Ruff for linting and static analysis. Fast, opinionated, zero-config-shipped. Fewer lint debates, more shipped code. The configuration that ships in the repo is the configuration that runs in CI is the configuration that runs locally — no drift, no per-developer overrides.

JSON artifact format pinned and versioned. Downstream consumers can depend on the schema. Breaking changes go through a major version bump. This is the contract that lets the scanner be wired into CI pipelines, SIEM ingestion, or daily-cron drift detection without rewriting the consumer every time the tool ships a feature.

A security tool's output is trusted exactly as much as the tool itself. That makes engineering hygiene a security property, not a nice-to-have. The repository is built to make that trust auditable from outside.

Unit tests for every scoring rule. Each finding-to-weight mapping is a test. Each severity tier transition is a test. The scoring is small enough that 100% branch coverage is achievable and the cost of changing a weight stays bounded.
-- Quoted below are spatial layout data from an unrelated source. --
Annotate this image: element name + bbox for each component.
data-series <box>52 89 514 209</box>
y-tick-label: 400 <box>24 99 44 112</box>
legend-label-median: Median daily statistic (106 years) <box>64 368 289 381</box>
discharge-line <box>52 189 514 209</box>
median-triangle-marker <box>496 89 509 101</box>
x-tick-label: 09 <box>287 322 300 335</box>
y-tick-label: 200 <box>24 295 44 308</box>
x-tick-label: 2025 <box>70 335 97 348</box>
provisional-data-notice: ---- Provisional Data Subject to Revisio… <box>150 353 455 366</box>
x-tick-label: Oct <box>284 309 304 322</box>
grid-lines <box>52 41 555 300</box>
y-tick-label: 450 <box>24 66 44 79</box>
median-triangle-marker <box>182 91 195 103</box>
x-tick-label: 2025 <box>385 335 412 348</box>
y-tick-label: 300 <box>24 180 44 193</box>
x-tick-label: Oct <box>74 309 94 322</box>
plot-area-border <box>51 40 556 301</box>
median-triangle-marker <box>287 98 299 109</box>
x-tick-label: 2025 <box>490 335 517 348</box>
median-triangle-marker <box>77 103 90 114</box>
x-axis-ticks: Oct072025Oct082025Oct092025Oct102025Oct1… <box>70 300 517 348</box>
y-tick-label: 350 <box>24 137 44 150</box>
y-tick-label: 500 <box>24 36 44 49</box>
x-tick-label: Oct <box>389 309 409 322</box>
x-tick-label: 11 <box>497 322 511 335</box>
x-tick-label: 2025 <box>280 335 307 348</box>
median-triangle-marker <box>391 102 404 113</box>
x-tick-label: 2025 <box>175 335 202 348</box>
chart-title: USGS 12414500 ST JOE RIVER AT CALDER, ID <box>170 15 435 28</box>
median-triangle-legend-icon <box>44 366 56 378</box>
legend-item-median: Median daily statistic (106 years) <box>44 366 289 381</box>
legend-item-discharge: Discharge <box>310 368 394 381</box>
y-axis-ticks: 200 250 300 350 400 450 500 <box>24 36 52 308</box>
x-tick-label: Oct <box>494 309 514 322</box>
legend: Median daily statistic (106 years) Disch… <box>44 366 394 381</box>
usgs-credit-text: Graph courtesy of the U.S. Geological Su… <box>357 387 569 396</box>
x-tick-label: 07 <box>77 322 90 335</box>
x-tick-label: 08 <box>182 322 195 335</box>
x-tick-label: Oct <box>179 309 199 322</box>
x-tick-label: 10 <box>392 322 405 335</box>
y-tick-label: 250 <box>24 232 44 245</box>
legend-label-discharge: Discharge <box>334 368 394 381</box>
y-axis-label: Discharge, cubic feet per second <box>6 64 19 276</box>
Integration tests against fixture domains. Synthetic assets with known TLS / header configurations exercise the full pipeline end-to-end. The fixtures double as documentation: a reader can see what a "well-configured asset" looks like next to what a "stale, weakly-protected asset" looks like, and what the scanner says about each.

GitHub Actions CI on every push. Test matrix, lint, type-check, build. Nothing merges that doesn't pass. The CI badge is a contract: green means the version of the code on main is the version that produced the test results.

No external state. The scanner does not maintain a database, a state file, or a cache between runs. The only persistent artifact is the JSON output — and the user owns that file. Tools that maintain hidden state are tools whose behaviour is hard to reason about; making the state explicit makes the apparatus explainable.

MIT license, no telemetry. The tool does not phone home. It does not collect usage data. It does not require an account. The bar for running a security tool against your own infrastructure is low by design.

The roadmap is incremental on purpose. Big additions risk the safe-to-run property; small additions compound.

Baseline comparison and drift detection. First-class diff between two scan artifacts: new assets, regressed headers, certs that moved closer to expiry. Wired into a daily cron, this is the difference between knowing your posture today and knowing your posture is degrading week-over-week.

Extended TLS analysis. Cipher suites, named curves, OCSP stapling status, signature algorithms. Today the scanner reports the negotiated version and the cert expiry. The cipher posture is the next layer of detail that ops teams ask for first.

JSON schema versioning. Pin the output schema explicitly, ship migration tooling for breaking changes. Downstream consumers should be able to depend on the format without holding the tool back from improvements.

Containerised read-only execution. Distroless image, no writable layers, suitable for cloud-runner execution from a serverless platform. The scanner's "no external state" property maps cleanly to a container with no persistent volume.

Limitations stay limitations. The scanner relies on passive public data sources and standard HTTPS — both have known gaps. CT-only enumeration misses internal subdomains that never receive a public cert. HTTP-only header inspection misses anything that depends on a TLS handshake quirk. The tool says so explicitly in its output rather than pretending those gaps don't exist.